L’UE nobellisée fait des remous dans l’eurosceptique Norvège
La riche et eurosceptique Norvège, belle entreprise assise sur d’immenses réserves en hydrocarbures, ne connaît pas la crise du continent qui subit de plein fouet cures d'austérité et troubles sociaux.
Alors, quand le Nobel revient à l’Union, inutile de préciser que l’idée de l’ingérence dans le débat sur l’adhésion revient vite à la surface.
Sans vouloir mettre de l’huile sur le feu, le président de la Commission européenne José Manuel Barroso a estimé que la distinction avait «d'autant plus de valeur» qu'elle venait d'un pays non-membre.
Certes, mais les Norvégiens n'y voient qu’une chose : le choix du comité Nobel ravive plutôt les tensions autour de la question de l'adhésion à l’UE, refusée deux fois de suite par référendum, en 1972 et 1994. Et aujourd’hui ? Ils seraient, selon plusieurs sondages, 80% à y être opposés.
En 1994, le «non» était passé d’un cheveu (52,2%). A l’époque, l’adhésion de la Suède et de la Finlande avait un peu désamorcé les blocages des Norvégiens vis-à-vis de l’organisation européenne.
Un prix qui fait des vagues
Oslo a ainsi vu le 8 décembre 2012 défiler quelques centaines de Norvégiens, à l'appel de dizaines d'organisations hétéroclites, derrière ce slogan : «L'UE, pas un prix de la Paix de notre temps.» D’autres, comme le Conseil norvégien de la Paix, qui honore chaque année les lauréats, a refusé le choix du Comité Nobel, car «à cause de ses implications militaires, l’UE est une lauréate indigne».
Quant à la cérémonie, boycottée et critiquée par les eurosceptiques, comme ceux du parti centriste ou du groupe Nei til EU («Non à l'UE», 30.000 adhérents), qui compte huit ministres dans ses rangs, elle vient récompenser; selon eux, des politiques incompatibles avec le Nobel. Pour Nei til EU, la politique de défense est contraire à l'idée de démilitarisation, la crise favorise les «émeutes et l'extrémisme», une politique commerciale agressive pour les pays pauvres et le rejet des réfugiés, entre autres maux.

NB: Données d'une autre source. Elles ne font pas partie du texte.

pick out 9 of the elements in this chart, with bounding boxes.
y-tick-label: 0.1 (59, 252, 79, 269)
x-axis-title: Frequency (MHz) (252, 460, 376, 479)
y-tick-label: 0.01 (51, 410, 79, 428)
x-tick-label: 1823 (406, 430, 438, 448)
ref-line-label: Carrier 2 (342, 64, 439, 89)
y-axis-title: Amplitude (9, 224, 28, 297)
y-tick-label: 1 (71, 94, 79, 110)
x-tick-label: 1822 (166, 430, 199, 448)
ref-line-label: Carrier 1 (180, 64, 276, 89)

Un comité piloté par un europhile
Les détracteurs du prix pointent également que le président du comité Nobel, Thorbjoern Jagland, est très europhile – il a publié Mon rêve européen, en 1990 et est secrétaire général du Conseil de l’Europe – et qu’il aurait imposé son point de vue dans le comité. Comment ? En profitant de l’absence pour maladie du très eurosceptique Aagot Valle. Car le Nobel est attribué par un comité indépendant d’une poignée (cinq membres désignés par le Parlement norvégien) d’anciens hommes politiques.
Le spécialiste politique Bernt Aardal explique que «dans le débat norvégien, le rôle de l'UE comme faiseuse de paix n'a jamais été central» historiquement. Selon lui, «même chez les partisans d'une adhésion, c'est généralement l'argumentaire économique qui prédomine».
Pas de candidature prévue dans un avenir proche
Donc, avec la crise, l’entrée de la Norvège dans l’UE est bien mal partie. Et le Mouvement pour l'Europe l’a bien compris. Il milite aujourd’hui pour des rapprochements. A vrai dire, ils existent déjà. La Norvège est en effet membre de l'espace Schengen et de l'Espace économique européen. Ce qui implique non seulement la libre circulation dans les Etats membres mais aussi l’application de nombreuses directives européennes.
Quoi qu’il en soit, ce ne sont pas les législatives de septembre 2013 en Norvège, souveraine seulement depuis 1905, qui changeront grand-chose pour une nouvelle candidature, renvoyée aux calendes grecques.